AI model designs RNA splicing from scratch
A new AI model can predict how RNA is spliced in different tissues, and can also design new RNA sequences that produce a desired splicing outcome.
Genes contain more information than cells actually use. After DNA is copied into RNA, sections are cut out and the remaining pieces are joined together. This process is called alternative splicing. Which sections are kept differs by tissue and cell type. In some diseases, this process goes wrong, producing faulty proteins.
The researchers built a model called TrASPr+BOS that combines a language model for RNA sequences with an optimisation algorithm. It does not just predict what happens to a given sequence; it can also design new sequences that produce a specific splicing pattern. That generative step is new.
From prediction to design
Earlier models could predict how a given RNA sequence would be spliced with reasonable accuracy. But moving from prediction to design is a significant leap. It requires the model to understand which parts of a sequence determine the outcome, and to generate new sequences meeting specified criteria.

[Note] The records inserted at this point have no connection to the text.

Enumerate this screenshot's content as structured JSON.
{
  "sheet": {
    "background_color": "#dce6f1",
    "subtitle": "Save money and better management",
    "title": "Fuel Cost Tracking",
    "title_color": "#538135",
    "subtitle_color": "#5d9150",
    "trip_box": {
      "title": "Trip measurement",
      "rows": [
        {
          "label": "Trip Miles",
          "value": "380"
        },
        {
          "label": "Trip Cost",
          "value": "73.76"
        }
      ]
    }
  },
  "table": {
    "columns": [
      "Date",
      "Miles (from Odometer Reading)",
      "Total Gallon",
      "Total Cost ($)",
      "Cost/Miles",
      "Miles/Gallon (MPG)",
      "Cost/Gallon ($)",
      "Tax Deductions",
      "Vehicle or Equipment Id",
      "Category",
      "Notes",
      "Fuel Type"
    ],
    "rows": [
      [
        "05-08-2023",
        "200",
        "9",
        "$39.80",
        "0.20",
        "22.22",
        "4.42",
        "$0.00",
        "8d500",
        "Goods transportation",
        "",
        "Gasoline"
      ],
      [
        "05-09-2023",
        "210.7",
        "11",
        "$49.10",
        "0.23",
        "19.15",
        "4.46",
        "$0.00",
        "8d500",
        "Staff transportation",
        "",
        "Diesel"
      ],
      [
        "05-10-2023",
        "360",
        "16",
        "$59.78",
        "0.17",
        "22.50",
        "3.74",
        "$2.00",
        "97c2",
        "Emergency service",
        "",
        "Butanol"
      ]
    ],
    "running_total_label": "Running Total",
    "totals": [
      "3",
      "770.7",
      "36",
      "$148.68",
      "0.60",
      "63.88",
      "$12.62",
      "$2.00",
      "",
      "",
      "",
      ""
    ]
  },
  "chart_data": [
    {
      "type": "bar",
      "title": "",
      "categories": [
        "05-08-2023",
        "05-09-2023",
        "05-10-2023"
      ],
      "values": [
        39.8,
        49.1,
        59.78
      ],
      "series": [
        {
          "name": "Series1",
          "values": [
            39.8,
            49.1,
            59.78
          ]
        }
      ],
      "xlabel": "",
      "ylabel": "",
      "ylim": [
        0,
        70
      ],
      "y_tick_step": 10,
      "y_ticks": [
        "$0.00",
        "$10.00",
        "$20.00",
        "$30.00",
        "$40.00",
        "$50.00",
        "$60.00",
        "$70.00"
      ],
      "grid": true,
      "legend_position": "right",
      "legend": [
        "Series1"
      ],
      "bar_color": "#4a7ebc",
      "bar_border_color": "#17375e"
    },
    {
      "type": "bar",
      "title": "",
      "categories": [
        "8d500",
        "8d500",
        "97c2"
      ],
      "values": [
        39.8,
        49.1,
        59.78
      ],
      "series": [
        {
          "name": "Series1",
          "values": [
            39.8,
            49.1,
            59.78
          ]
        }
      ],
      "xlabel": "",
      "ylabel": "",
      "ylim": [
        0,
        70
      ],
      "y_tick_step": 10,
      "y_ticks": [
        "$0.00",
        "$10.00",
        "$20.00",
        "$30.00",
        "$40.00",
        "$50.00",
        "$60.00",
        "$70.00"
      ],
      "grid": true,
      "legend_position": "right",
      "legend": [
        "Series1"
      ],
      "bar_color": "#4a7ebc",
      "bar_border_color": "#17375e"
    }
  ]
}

The model learned these patterns from large datasets of splicing events in human tissue. It can now produce sequences that splice in a desired way in one tissue while behaving differently in others. That tissue specificity is exactly what targeted therapies require.
Relevance to disease and aging
Disrupted splicing contributes to cancer, muscle diseases, and neurodegenerative conditions. In aging, splicing patterns shift over time as tissues increasingly produce abnormal proteins through altered splicing. A model that can predict and correct this is directly applicable.
The method has not yet been tested clinically. But the combination of prediction and generative design in a single model is a step previous methods lacked. It provides a concrete basis for therapeutic RNA design.